Eve spojrzała w oczy Theo. Liczyła że dostrzeże w nich cokolwiek za wyjątkiem obojętności.

– Skoro to nasze ostatnie spotkanie... – zaczęła niepewnie. Słowa z trudem jej przychodziły.– Mimo tego co się zdarzyło, miło było cię poznać.– zbliżyła się do zielonookiego. Widząc że nie próbuje zachować dystansu, czarnowłosa ustała na palcach by dosięgnąć jego twarzy i złożyła krótki pocałunek na jego policzku.– Żegnaj Theo.

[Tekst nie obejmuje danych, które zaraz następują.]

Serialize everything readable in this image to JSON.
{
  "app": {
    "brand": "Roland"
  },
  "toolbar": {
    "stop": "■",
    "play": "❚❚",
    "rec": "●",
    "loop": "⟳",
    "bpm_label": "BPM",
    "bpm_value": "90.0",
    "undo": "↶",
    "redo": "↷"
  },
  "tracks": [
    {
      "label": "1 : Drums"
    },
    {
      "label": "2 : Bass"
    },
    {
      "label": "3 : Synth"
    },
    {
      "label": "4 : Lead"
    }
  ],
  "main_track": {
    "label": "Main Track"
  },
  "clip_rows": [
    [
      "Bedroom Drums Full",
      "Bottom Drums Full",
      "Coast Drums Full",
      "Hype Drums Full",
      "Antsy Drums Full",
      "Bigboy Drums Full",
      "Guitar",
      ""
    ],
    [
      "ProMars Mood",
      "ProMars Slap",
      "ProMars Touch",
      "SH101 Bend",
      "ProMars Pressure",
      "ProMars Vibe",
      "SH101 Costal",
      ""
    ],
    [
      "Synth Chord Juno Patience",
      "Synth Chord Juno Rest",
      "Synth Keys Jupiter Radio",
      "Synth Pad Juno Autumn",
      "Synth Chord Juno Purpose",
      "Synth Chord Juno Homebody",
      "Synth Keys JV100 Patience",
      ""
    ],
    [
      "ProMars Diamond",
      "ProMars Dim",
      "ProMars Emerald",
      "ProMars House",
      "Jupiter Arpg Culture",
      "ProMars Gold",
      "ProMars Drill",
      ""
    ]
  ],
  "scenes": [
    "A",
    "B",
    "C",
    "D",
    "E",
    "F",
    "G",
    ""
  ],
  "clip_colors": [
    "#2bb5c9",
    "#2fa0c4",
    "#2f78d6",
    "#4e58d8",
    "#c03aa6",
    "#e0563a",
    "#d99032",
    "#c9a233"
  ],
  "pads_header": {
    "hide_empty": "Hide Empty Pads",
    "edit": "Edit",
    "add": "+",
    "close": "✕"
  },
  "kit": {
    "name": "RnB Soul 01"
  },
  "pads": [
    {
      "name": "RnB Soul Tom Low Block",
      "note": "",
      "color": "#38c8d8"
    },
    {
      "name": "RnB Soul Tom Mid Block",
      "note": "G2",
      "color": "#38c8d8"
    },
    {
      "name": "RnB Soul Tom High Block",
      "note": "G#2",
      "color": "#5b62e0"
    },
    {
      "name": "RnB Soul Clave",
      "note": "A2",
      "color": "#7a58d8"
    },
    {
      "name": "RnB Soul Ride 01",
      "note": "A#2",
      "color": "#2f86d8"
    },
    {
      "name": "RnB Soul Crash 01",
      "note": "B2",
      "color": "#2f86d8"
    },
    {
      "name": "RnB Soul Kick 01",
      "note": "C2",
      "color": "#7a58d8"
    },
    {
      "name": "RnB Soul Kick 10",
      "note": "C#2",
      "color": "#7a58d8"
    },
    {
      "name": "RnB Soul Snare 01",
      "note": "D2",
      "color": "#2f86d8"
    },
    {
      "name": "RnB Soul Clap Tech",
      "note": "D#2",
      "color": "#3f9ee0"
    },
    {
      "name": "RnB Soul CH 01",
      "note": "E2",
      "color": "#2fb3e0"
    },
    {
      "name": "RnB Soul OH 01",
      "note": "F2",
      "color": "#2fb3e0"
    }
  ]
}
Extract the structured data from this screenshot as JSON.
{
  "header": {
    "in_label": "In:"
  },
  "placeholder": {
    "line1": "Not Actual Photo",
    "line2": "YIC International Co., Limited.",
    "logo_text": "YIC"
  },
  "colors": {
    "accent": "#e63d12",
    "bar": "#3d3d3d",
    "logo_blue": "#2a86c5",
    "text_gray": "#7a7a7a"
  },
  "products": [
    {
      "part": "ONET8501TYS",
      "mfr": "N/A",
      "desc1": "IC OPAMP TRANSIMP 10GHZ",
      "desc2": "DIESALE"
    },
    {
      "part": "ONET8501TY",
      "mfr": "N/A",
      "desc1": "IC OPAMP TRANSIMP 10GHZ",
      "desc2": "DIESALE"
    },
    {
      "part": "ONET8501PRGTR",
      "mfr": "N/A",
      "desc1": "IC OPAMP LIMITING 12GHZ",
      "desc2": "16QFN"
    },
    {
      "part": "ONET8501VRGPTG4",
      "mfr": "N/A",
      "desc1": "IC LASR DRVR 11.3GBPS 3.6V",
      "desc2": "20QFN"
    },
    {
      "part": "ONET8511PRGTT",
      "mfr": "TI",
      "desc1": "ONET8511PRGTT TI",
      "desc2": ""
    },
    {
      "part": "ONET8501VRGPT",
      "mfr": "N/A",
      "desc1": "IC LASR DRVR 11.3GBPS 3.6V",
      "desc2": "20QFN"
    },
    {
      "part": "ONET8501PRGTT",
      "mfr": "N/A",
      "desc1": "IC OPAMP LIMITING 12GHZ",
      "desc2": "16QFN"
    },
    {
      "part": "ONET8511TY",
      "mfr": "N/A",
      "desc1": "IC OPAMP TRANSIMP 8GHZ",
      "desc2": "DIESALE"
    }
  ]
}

Eve odwróciła się po czym ruszyła ku swojemu samochodowi. Robiła głębsze wdechy i wydechy aby zapanować nad emocjami. Szybko wsiadła do auta i odpaliła silnik. Ruszyła. Z całych sił starała się nie zerknąć w lusterko, w którym mogłaby zobaczyć jego sylwetkę. Gdy wyjechała z parkingu pozwoliła sobie na uronienie łez. Była głupia. Zależało jej na kimś kto tego nie odwzajemniał, a nawet nie chciał jej przyjaźni.

Czarnowłosa otarła rękawem kurtki łzy. Mocno zacisnęła dłonie na kierownicy. Musiała się uspokoić. Nie jest wart moich łez, powtarzała sobie w głowie.